O mais curioso é que as pessoas realmente se deixam manipular por isso e, se você perguntar a um semi-burro qual foi a coisa mais desumana que já aconteceu na nossa história, é bem possível que o dito-cujo se refira ao famoso 11 de setembro. O que me deixa fulo nisso é que, embora não concorde com as vidas inocentes sacrificadas, foi apenas um prédio comercial que foi destruído. O próprio país do Tio Sam vive destruindo castelos com mais de cem anos lá no Oriente Médio (há algum tempo fiquei sabendo de um castelo iraquiano de mais de 800 anos que foi destruído) e, convenhamos, o impacto é muito maior nesses casos, pois enquanto a “cultura do Big Mac” tem pouco mais de 100 anos (isso sendo generoso), a cultura árabe tem milhares. E não se abre mão de uma cultura milenar desse jeito.
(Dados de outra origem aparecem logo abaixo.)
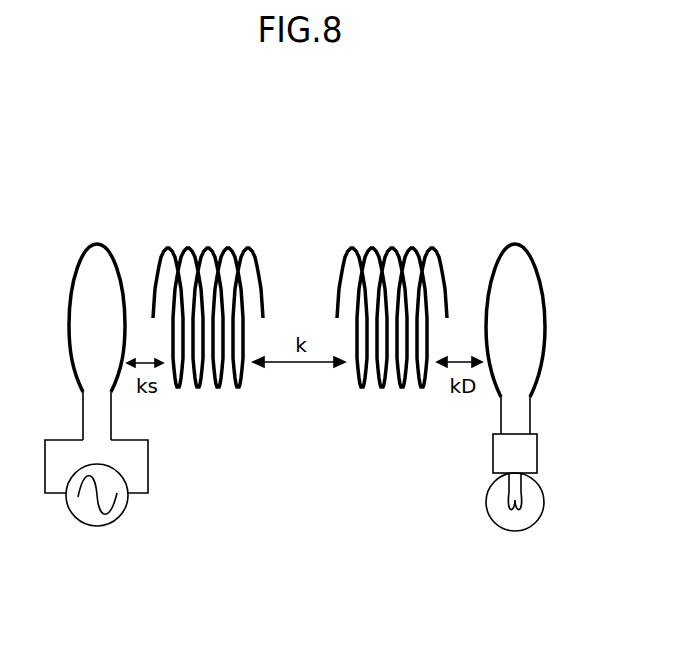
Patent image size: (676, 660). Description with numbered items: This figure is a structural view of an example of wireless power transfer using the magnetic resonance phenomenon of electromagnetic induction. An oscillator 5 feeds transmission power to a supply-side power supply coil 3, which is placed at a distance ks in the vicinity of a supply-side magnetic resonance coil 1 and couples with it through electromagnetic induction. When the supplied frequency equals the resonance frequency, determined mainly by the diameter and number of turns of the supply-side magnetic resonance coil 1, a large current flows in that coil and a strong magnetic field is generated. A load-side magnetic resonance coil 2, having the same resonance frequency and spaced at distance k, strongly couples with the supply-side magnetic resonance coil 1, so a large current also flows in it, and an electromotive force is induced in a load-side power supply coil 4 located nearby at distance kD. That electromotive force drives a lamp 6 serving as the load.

Pelo menos não sem luta (daí a derrota dos EUA no Vietnã, já que os vietcongues lutavam para defender a sua cultura enquanto os estadunidenses estavam lá contra a sua vontade em nome de interesses mesquinhos de uma minoria).

Ah, claro, e isso sem falar na que eu considero o ato mais desumano da nossa história: as duas bombas atômicas jogadas no Japão no fim da segunda grande guerra. Ora, enquanto o 11 de setembro derrubou um PRÉDIO, os EUA destruíram DUAS CIDADES e EXTERMINARAM milhões de civis inocentes, fazendo com que nossos amigos do oriente ainda arquem com as conseqüências deste covarde ataque até hoje. E nem por isso ficam se lamentando em dezenas de peças culturais de valor duvidoso, quiçá apenas condicional.

Você me diz, delfonauta, o que é pior, do ponto de vista humano: um prédio (claro que, como diz no fenomenal V de Vingança, o prédio é um símbolo, assim como o ato de destruí-lo), com algumas centenas de pessoas dentro ou duas cidades com milhões de seres humanos? Imagino que, se as peças fossem invertidas, a vingança dos estadunidenses seria tão extrema que é provável que você ou eu nunca tivéssemos nascido, pois o mundo teria acabado antes. Lembrando que as próprias bombas atômicas já foram uma resposta dos EUA ao ataque à base militar de Pearl Harbor (o que também virou filme – como esses caras choram pelo leite derramado, cacilda!), que, justamente por ser uma base militar, não teve baixas civis (ou pelo menos não tantas), como deveria ser em qualquer guerra. Claro que, se fôssemos pensar no que DEVERIA ser, nem deveriam existir guerras. Na verdade, as fronteiras deveriam ter funções apenas geográficas, só para sabermos onde estamos, não como um limite para saber quem são os países rivais. Mas já me estendi bastante. Vamos ao filme.

Para quem não lembra, foram quatro aviões raptados nesse fatídico dia. Desses quatro, apenas um não alcançou seu destino. Adivinha qual? Pois é, pois é, pois é. Foi justamente o vôo 93 da United Airlines, também conhecido como a inspiração para esse longa. Pelo que fala no release, o bichinho ficou 90 minutos no ar. Agora me responda, se você fosse fazer um filme baseado nessa história como faria? Como sou egocêntrico, eu mesmo respondo: faria esses 90 minutos em tempo real, focando unicamente no drama da tripulação e dos passageiros.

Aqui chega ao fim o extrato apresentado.